Nameplates attached to the machine

Decorative electrochemical marking on a sword

Electrochemical marking on stainless steel oven

During marking, you do not have to be stuck with the pad and the contact piece otherwise is likely to have burns. To obtain constant thicknesses, it is best to work with maximum motion irregularities, avoiding linearity. Since the current intensity is the function of the relationship between the anode and the cathode, it is necessary to operate with the maximum possible surface of the pad in order to decrease the treatment times. Please note that the device causes locally significant overheating by Joule effect. For this reason, cooling systems must be adopted when the marking area is of considerable size. The anode must be insoluble, otherwise it will be consumed very quickly, and must maintain its geometric shape to confer a constant coating on the entire marking surface. It must also be cheap and easy to process.
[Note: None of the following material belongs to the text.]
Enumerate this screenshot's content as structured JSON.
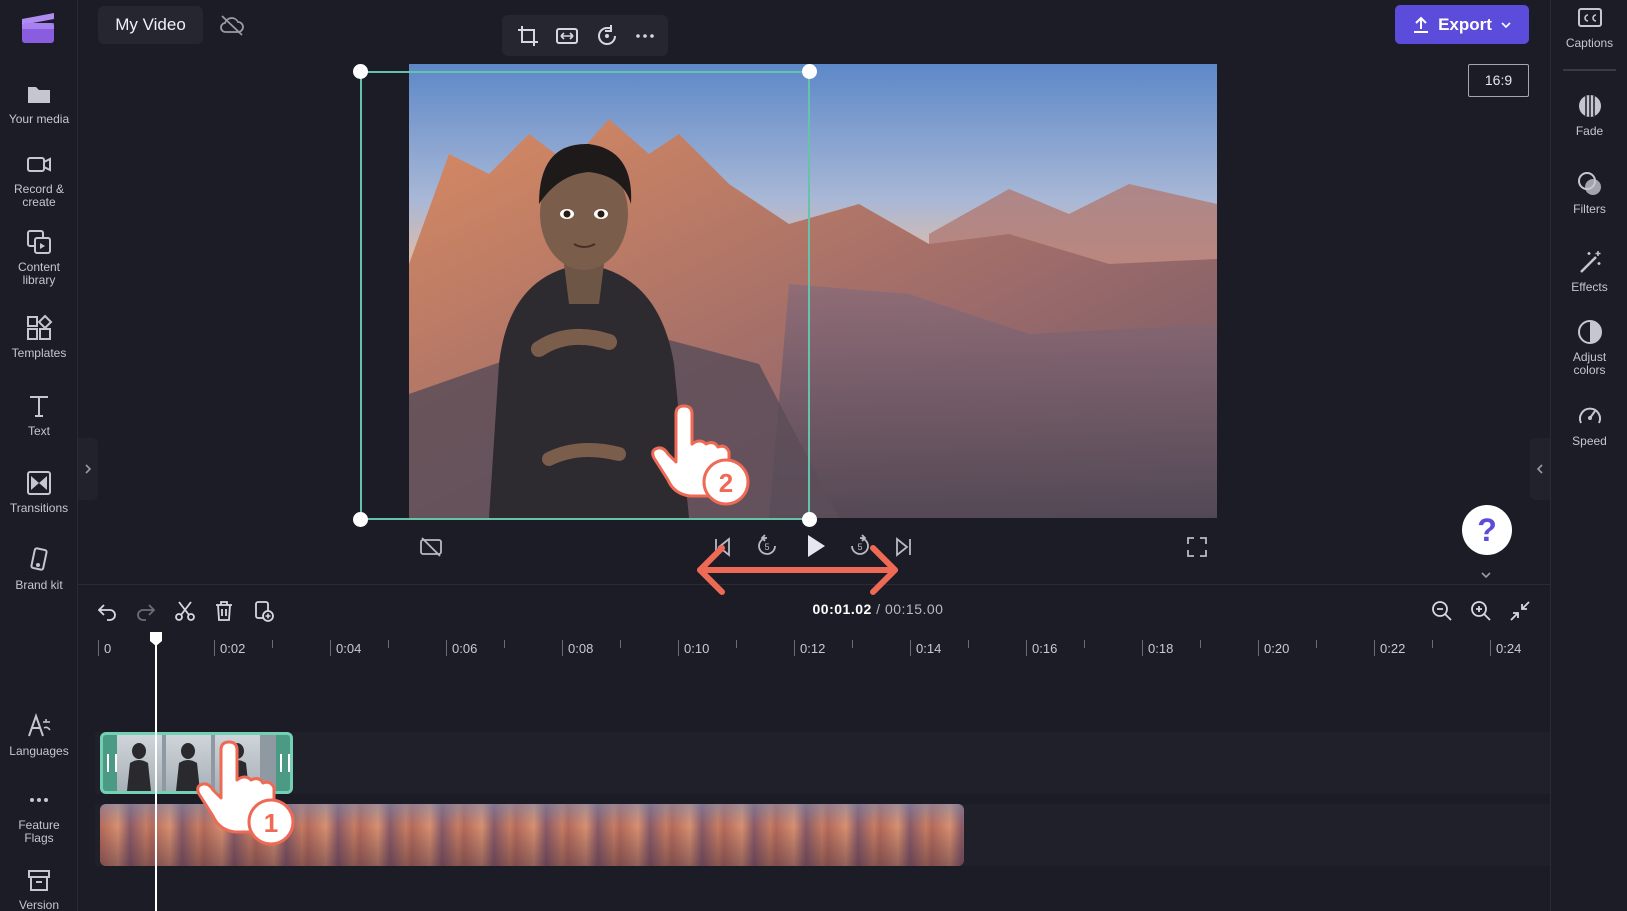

Corrosion Test on different stainless steel

From the previous image it is noted that, after an accelerated corrosion test, the marked zone has a much higher corrosion resistance (pitting) than the metal base. This particularity is due to the presence of a compact layer of protective oxides. These oxides are made of nickel, chrome and ferrous and guarantee a compact and solid coating against the various types of corrosion. In the field of corrosion protection, swab electrolysis has a particular interest. The swing movement on the metal surface eliminates the risk of pitting corrosion and gas occlusions, ensuring the coating ventilation. All of these advantages lead to the elimination of hydrogen embrittlement on high-strength metals such as those used in landing gears.
Fretting corrosion can be effectively fought by electro-marking because it is possible to create ternary alloy coatings that, for example, protect the steels used in the naval field, enhancing the useful life of the pieces strongly solicited.